Et elle passa plus rapidement lorsqu'elle entendit le pas de Philippe derrière le sien, et eut laissé Charny à sa place.
Elle continua cependant de faire sa moisson de lettres, de placets et de suppliques, donna quelques ordres, et rentra chez elle.
Un quart d'heure après, Philippe était introduit dans la bibliothèque où Sa Majesté recevait le dimanche.
—Ah! monsieur de Taverney, entrez, dit-elle en prenant le ton enjoué, entrez et faites-moi de suite bon visage. Il faut vous le confesser, j'ai une inquiétude chaque fois qu'un Taverney désire me parler. Vous êtes de mauvais augure dans votre famille.
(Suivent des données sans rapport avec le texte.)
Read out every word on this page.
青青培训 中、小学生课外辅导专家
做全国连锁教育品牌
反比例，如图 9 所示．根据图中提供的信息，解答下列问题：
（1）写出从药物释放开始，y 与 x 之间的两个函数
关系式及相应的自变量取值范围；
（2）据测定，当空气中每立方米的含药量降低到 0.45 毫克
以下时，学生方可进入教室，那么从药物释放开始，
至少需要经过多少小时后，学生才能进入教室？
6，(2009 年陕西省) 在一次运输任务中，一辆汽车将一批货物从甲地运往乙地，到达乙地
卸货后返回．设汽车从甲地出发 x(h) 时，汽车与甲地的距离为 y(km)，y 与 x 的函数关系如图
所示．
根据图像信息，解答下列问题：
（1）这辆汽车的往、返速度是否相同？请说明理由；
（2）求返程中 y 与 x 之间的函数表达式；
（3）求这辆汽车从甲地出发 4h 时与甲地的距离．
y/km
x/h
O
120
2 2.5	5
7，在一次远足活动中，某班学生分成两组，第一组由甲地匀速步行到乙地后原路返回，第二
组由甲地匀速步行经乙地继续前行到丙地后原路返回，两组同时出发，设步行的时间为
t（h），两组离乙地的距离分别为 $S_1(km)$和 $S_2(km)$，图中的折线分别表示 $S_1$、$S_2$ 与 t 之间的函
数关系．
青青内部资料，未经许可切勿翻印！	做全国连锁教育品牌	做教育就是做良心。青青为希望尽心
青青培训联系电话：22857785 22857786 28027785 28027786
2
Rassurez-moi vite, monsieur de Taverney, en me disant que vous ne venez pas m'annoncer un malheur.
Philippe, plus pâle encore après ce préambule qu'il ne l'avait été pendant la scène avec Charny, se contenta de répliquer, voyant combien la reine mettait peu d'affection dans son langage:
—Madame, j'ai l'honneur d'affirmer à Votre Majesté que je ne lui apporte cette fois qu'une bonne nouvelle.
—Ah! c'est une nouvelle! dit la reine.